Imprese, così gli shock energetici minacciano innovazione e investimenti
Gli shock energetici comprimono la capacità di investimento e l’innovazione delle aziende in Europa. A lanciare l’allarme è un’analisi della Bce che indica come un aumento dell'1% dei prezzi dell'energia, dovuto a shock petroliferi come avvenuto in questi anni, determini una diminuzione della spesa per investimenti in capitale fisso del 4,1% dopo un anno, mentre la spesa per ricerca e sviluppo (R&D) diminuisce dell’1% a due anni dallo shock.
Nel report si ricorda come i prezzi dell'energia all'ingrosso in UE abbiano iniziato ad aumentare in modo significativo nella seconda metà del 2021. E poiché l'UE importa quasi tutto il petrolio e il gas che consuma, è fortemente esposta alle fluttuazioni dei prezzi sui mercati globali, che possono essere influenzati dagli sviluppi geopolitici e strategie di produzione di Paesi terzi. I prezzi si sono impennati in parte a causa della ripresa dell'attività economica dopo la pandemia ed in parte a causa delle limitazioni nell'offerta di petrolio e gas. La situazione è stata esacerbata dall'invasione russa dell'Ucraina nel 2022, che ha fatto salire ulteriormente i prezzi del gas e del petrolio. A questo si è aggiunta l'impennata del gas naturale che ha avuto, a sua volta, un effetto domino sui prezzi dell'elettricità.
Ma chi è stato più danneggiato in UE? La Bce spiega come i soggetti più colpiti siano le imprese operanti nei settori ad alta intensità energetica. In questi comparti in particolare gli shock energetici, che tradizionalmente esercitano pressioni al ribasso sugli investimenti, possono avere ripercussioni in termini di calo della produttività e di perdita della competitività a livello internazionale. Le industrie ad alta intensità energetica comprendono settori come la chimica, i metalli, il cemento e il vetro che pesano per circa il 45% dell'elettricità, del gas e del petrolio utilizzati dalle industrie dell'UE.

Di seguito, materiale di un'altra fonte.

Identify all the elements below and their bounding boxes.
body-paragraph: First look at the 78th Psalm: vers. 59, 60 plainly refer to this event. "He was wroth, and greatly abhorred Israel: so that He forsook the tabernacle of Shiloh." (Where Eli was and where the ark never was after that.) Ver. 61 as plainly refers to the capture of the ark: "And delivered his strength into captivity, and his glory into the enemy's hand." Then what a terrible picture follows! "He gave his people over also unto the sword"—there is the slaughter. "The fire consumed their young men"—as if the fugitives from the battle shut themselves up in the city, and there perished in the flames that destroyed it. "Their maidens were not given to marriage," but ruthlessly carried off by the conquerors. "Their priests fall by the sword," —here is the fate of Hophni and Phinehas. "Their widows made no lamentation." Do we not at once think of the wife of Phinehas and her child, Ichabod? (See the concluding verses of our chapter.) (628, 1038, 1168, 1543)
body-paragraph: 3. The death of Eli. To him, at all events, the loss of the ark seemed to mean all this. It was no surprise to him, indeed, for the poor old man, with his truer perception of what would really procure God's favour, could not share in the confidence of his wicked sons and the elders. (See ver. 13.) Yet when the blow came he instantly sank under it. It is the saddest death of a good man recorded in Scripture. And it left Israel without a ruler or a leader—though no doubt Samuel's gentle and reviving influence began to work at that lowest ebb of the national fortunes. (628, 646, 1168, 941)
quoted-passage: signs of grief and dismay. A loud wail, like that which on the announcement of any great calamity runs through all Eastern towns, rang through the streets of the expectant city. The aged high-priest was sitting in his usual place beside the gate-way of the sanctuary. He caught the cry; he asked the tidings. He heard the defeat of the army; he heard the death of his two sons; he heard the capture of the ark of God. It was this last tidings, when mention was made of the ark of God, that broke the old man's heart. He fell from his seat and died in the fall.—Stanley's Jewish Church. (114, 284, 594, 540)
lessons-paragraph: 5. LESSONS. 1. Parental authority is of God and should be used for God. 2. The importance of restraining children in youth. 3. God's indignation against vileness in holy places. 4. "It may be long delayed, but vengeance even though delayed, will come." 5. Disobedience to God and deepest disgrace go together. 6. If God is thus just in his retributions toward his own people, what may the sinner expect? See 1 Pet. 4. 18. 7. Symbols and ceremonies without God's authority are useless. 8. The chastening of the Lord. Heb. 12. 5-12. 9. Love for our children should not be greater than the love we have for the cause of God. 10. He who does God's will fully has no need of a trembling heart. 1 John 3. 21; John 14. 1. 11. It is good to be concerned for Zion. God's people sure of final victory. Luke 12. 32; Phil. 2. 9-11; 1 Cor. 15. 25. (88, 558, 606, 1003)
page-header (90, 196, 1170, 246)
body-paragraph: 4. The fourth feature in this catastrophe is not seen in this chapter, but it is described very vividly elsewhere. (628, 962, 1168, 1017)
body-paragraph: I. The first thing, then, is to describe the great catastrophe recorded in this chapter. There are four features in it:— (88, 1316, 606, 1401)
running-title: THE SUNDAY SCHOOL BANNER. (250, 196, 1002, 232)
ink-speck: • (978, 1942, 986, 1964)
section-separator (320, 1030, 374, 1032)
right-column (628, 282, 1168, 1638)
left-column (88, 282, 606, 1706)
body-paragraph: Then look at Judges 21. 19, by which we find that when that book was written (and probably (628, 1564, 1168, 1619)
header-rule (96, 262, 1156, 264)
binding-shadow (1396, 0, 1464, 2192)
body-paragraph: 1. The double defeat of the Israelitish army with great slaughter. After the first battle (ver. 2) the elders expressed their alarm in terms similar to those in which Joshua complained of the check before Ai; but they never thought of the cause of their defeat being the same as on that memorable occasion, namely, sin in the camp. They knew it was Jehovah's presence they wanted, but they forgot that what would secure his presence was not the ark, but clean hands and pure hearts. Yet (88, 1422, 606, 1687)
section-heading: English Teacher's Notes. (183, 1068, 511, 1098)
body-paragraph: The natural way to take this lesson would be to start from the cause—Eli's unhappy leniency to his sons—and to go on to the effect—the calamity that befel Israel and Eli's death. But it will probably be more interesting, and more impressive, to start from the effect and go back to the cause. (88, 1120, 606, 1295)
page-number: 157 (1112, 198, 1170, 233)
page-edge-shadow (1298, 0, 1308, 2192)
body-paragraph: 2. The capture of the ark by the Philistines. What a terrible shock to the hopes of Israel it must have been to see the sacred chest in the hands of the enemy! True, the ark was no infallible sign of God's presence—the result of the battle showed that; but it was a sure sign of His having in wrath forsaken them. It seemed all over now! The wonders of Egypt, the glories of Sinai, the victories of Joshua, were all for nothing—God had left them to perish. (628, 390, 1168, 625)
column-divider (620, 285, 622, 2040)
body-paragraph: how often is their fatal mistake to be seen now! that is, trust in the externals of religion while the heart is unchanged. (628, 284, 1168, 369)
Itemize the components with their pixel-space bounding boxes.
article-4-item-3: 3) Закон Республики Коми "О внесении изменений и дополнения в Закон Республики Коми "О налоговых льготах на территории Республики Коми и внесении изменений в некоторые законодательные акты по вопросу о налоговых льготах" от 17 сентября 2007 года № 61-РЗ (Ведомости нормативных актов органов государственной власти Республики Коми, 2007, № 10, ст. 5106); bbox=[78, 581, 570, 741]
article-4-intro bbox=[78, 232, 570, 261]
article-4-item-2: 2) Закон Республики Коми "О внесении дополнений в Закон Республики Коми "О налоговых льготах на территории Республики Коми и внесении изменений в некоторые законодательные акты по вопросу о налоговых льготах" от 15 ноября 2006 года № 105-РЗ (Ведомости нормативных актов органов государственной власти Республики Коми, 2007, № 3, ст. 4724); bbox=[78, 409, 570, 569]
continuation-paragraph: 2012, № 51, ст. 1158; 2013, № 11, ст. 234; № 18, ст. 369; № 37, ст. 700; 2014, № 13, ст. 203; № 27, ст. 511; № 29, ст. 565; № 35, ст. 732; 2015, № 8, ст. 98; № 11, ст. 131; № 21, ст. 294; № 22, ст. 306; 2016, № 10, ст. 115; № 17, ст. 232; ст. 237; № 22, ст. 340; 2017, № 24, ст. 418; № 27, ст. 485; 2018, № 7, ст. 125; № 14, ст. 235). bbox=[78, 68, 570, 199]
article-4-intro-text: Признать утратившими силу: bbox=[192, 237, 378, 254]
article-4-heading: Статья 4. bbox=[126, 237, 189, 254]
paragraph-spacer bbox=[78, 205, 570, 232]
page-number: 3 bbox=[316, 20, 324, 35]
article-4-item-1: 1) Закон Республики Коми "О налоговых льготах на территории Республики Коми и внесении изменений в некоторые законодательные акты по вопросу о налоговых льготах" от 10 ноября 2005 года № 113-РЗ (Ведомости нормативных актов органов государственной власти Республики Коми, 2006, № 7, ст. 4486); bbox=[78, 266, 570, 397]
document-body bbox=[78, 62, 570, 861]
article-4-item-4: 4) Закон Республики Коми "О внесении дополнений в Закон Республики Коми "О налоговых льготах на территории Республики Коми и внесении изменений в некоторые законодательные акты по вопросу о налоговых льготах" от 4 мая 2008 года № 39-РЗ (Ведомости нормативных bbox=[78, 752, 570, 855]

Con la ripresa della corsa dei prezzi dei beni energetici nel 2025, i rischi sono evidenti per le filiere italiane. In queste settimane decine di imprenditori del settore siderurgico e la stessa Confindustria hanno parlato di emergenza nel nostro Paese sottolineando come in Italia il prezzo dell’energia elettrica all’ingrosso sia pari a 108 euro al megawattora, il 72% in più che in Spagna e il 38% in più che in Germania. Un danno nell’immediato per la competitività delle imprese, ma anche sul lungo termine perché con costi aumentati dall’anno scorso di oltre il 40% la prima reazione delle aziende, come ben racconta il report Bce, è chiudere il rubinetto degli investimenti.